Recentemente, a aluna de uma escola da rede municipal tentou tirar a própria vida após ingerir diversos comprimidos de clonazepam, um forte medicamento ansiolítico.
Segundo informações, com quadro de intoxicação, a estudante foi levada às pressas ao hospital, onde passou por um procedimento de lavagem estomacal.
O esquema de venda e receitas falsificadas pelo Pinterest
A descoberta do caso revelou um esquema de comércio de medicamentos controlados dentro da própria escola, realizada por um aluno. O fornecedor era um colega de classe que também enfrenta quadros de depressão e solidão.
Inicialmente, o jovem utilizava os remédios de sua irmã, segundo ele, para diminuir a própria ansiedade e dormir melhor. Ao perceber que outros alunos enfrentavam problemas familiares semelhantes, ele passou a vender os comprimidos no ambiente escolar por valores que variavam entre R$ 5 e R$ 15.
O detalhe mais estarrecedor do relato envolve a facilidade com que o jovem conseguia os medicamentos: quando o medicamento de sua irmã acabava, ele mesmo falsificava receitas médicas utilizando modelos que obtinha na rede social Pinterest.
Embora o estudante tenha afirmado que interrompeu as vendas após a colega quase perder a vida, ele revelou que o comércio de substâncias continua ativo por meio de outros alunos.
Omissão institucional e a transferência da estudante
O relato traz à tona uma denúncia de possível negligência por parte da administração escolar. Após a aluna questionar a direção sobre a falta de fiscalização, a escola solicitou que a mãe retirasse a aluna da instituição. A estudante que quase perdeu a vida ao ingerir medicamentos controlados adquiridos dentro da escola, acabou sendo transferida de colégio.
Câmeras sem monitoramento
A família da estudante relata que apesar da existência de várias câmeras no educandário, não há monitoramento do que acontece no dia a dia. “Se houvesse uma pessoa para ficar acompanhando integralmente as câmeras, muitas dessas situações poderiam ser evitadas”. A família também reclama da falta de acolhimento e de estratégia como no caso que aconteceu. “Preferem camuflar a situação para evitar que a reputação do colégio seja prejudicada”.

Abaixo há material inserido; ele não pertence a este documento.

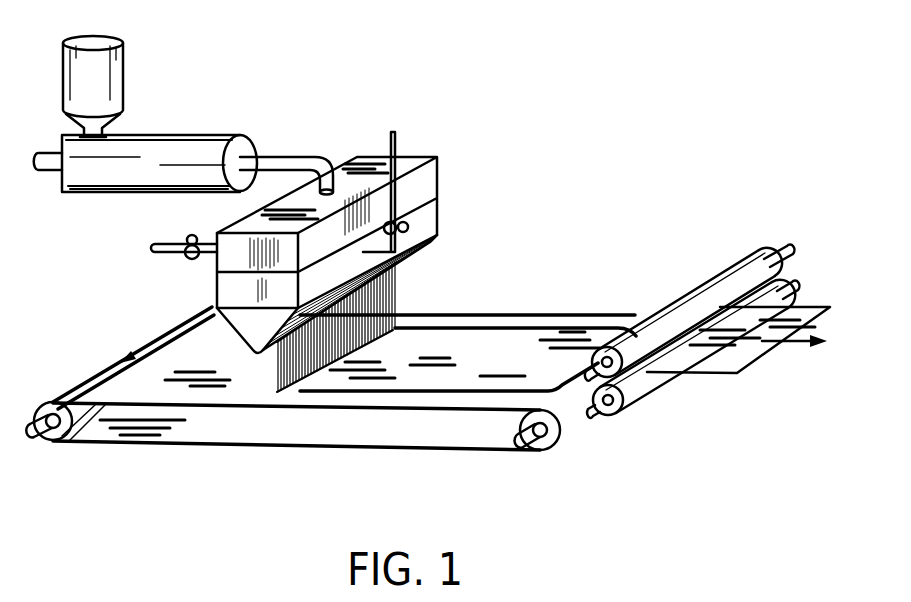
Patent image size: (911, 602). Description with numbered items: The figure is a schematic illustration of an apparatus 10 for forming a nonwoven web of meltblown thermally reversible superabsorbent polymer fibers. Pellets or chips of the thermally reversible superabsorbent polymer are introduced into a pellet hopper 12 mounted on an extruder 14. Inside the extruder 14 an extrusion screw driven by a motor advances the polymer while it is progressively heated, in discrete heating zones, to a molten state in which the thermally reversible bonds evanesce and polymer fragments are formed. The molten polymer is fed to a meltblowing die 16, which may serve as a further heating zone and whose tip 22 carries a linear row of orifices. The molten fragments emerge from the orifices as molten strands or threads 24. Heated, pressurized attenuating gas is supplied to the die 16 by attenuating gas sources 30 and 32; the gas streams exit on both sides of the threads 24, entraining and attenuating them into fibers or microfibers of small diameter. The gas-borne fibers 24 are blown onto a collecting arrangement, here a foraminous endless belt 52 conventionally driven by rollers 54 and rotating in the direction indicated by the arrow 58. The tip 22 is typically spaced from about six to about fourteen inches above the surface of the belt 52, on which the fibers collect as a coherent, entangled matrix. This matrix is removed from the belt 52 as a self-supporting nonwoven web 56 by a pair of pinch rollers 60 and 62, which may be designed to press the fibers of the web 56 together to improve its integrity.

The apparatus for forming a nonwoven web 10 is at (583, 135).
The pellet hopper 12 is at (77, 87).
The extruder 14 is at (200, 133).
The meltblowing die 16 is at (440, 178).
The tip 22 is at (262, 362).
The molten strands or threads 24 is at (412, 292).
The attenuating gas source 30 is at (397, 135).
The attenuating gas source 32 is at (172, 247).
The foraminous endless belt 52 is at (130, 354).
The rollers 54 is at (45, 403).
The self-supporting nonwoven web 56 is at (537, 335).
The arrow 58 is at (310, 467).
The pinch roller 60 is at (743, 270).
The pinch roller 62 is at (653, 392).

A reportagem não citou nome da escola, para evitar estigmatização, porém, espera que a Secretaria Municipal de Educação de Santarém, tome as medidas necessárias contra o absurdo que aconteceu, onde a aluna que foi vítima, e que deveria ser acolhida e amparada, foi expulsa.
O aluno que vendeu o medicamento está sendo acompanhado por psicólogo e assistente social, porém, em desabafo, informou que a direção escolar teria pedido para que outros alunos se afastassem dele, causando assim um isolamento social, o que pode piorar o seu quadro de saúde mental.